- Ivanpah Location within the state of California Ivanpah Ivanpah (the United States)
- Coordinates: 35°32′42″N 115°32′7″W﻿ / ﻿35.54500°N 115.53528°W
- Country: United States
- State: California
- County: San Bernardino
- Founded: 1869
- Time zone: UTC-8 (Pacific (PST))
- • Summer (DST): UTC-7 (PDT)

= Ivanpah (ghost town), California =

Ivanpah (sometimes referred to as Ivanpah I) was a short-lived silver mining town located in San Bernardino County, California, United States. It was founded in 1869 and existed until at least the mid-1880s.

View of the Bidwell Mill about 1880

==Location==
Ivanpah was located at 35° 32' 42.15" -115° 32' 7.19" (WGS84), on the northeast side of Clark Mountain.

==History==
While searching for copper, the Piute Company of California and Nevada in 1869 found rich deposits of silver ore on the lower slopes of what was soon named Clark Mountain, west of the Nevada line. The company laid out a townsite at Willow Spring, near a wash on the southeast slope, about nine miles east of the discoveries. The settlement was named Ivanpah, which, roughly translated from a Native American language (probably one of the Numic languages), means “clear water”.

By the summer of 1871, Ivanpah had become a small but well-established trading center for a huge district spilling over into Nevada. A traveler came across fifteen well-built adobe buildings, including a hotel, two stores, the office and headquarters of the Piute Company, and several small houses.

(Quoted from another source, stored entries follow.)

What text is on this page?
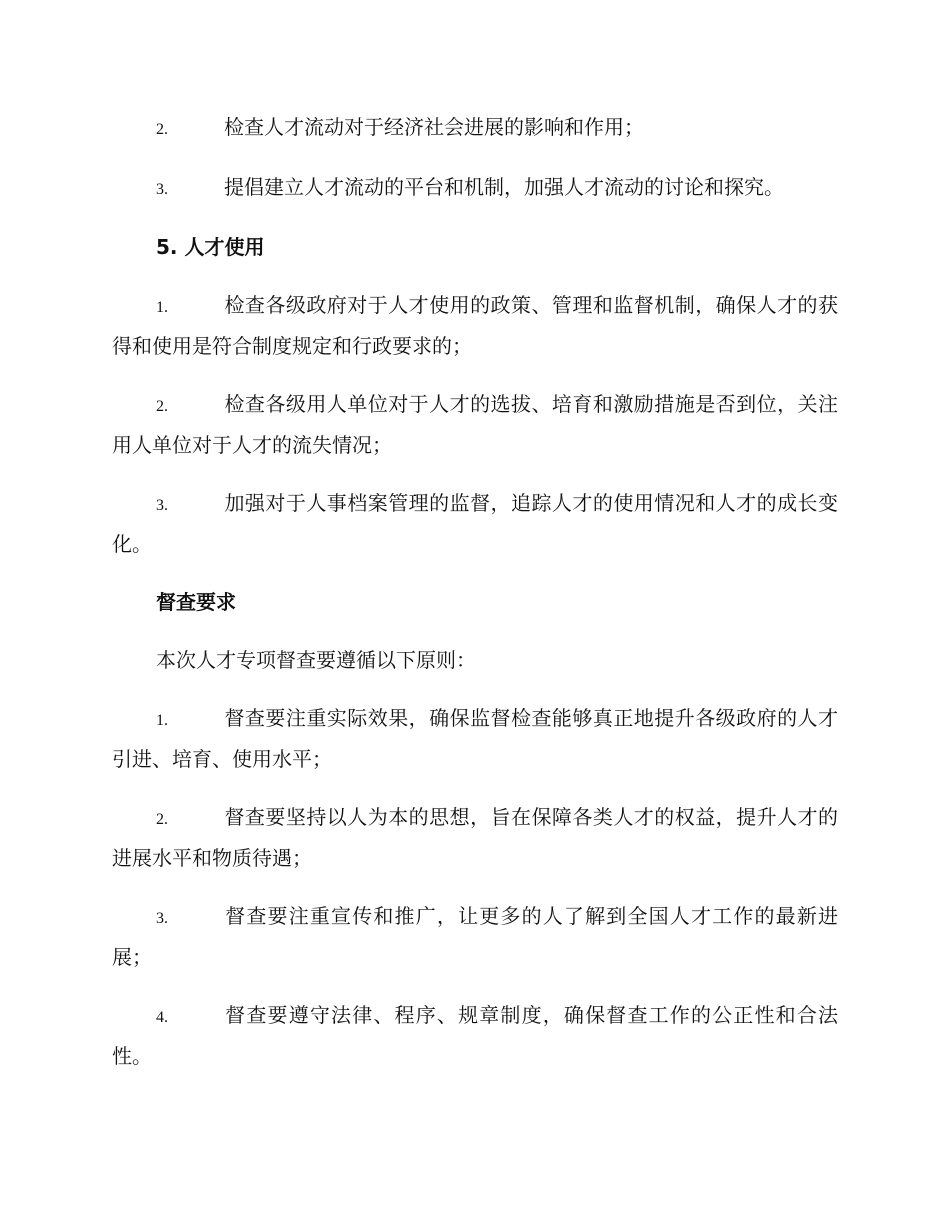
2.	检查人才流动对于经济社会进展的影响和作用；

3.	提倡建立人才流动的平台和机制，加强人才流动的讨论和探究。

5. 人才使用

1.	检查各级政府对于人才使用的政策、管理和监督机制，确保人才的获得和使用是符合制度规定和行政要求的；

2.	检查各级用人单位对于人才的选拔、培育和激励措施是否到位，关注用人单位对于人才的流失情况；

3.	加强对于人事档案管理的监督，追踪人才的使用情况和人才的成长变化。

督查要求

本次人才专项督查要遵循以下原则：

1.	督查要注重实际效果，确保监督检查能够真正地提升各级政府的人才引进、培育、使用水平；

2.	督查要坚持以人为本的思想，旨在保障各类人才的权益，提升人才的进展水平和物质待遇；

3.	督查要注重宣传和推广，让更多的人了解到全国人才工作的最新进展；

4.	督查要遵守法律、程序、规章制度，确保督查工作的公正性和合法性。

A deep gorge led to the mines, which were scattered about Mineral (Alaska) Hill. The chief properties were the Hite & Chatfield claim, which was soon renamed the Lizzie Bullock, and the Monitor and Beatrice, owned by the McFarlane brothers: Tom, Andrew, John, and William. Six miles southwest of Ivanpah was the Copper World Mine.

Despite litigation and intermittent depressions, the McFarlanes put up a 5-stamp mill near town in 1875; JA Bidwell, the new owner of the Lizzie Bullock, built a 10-stamp mill in 1876; and a post office was established in early 1878. By the spring of 1879, the 100 men on Alaska Hill were carrying on a brisk trade at Ivanpah’s two saloons, two stores, two blacksmith shops, two shoemakers’ shops, two hotels, two hay yards, a butcher shop, and several “neat and comfortable” houses. A weekly newspaper, named the Green-Eyed Monster, was founded in early 1880, but it died after a few issues.

The ore, however, was losing its value, and the new camps of Calico and Providence were drawing away miners. The post office was moved to the new smelter camp of Valley Wells in early 1899, and its name was changed to Rosalie. About a dozen stone and adobe ruins remain at the town-site and millsites.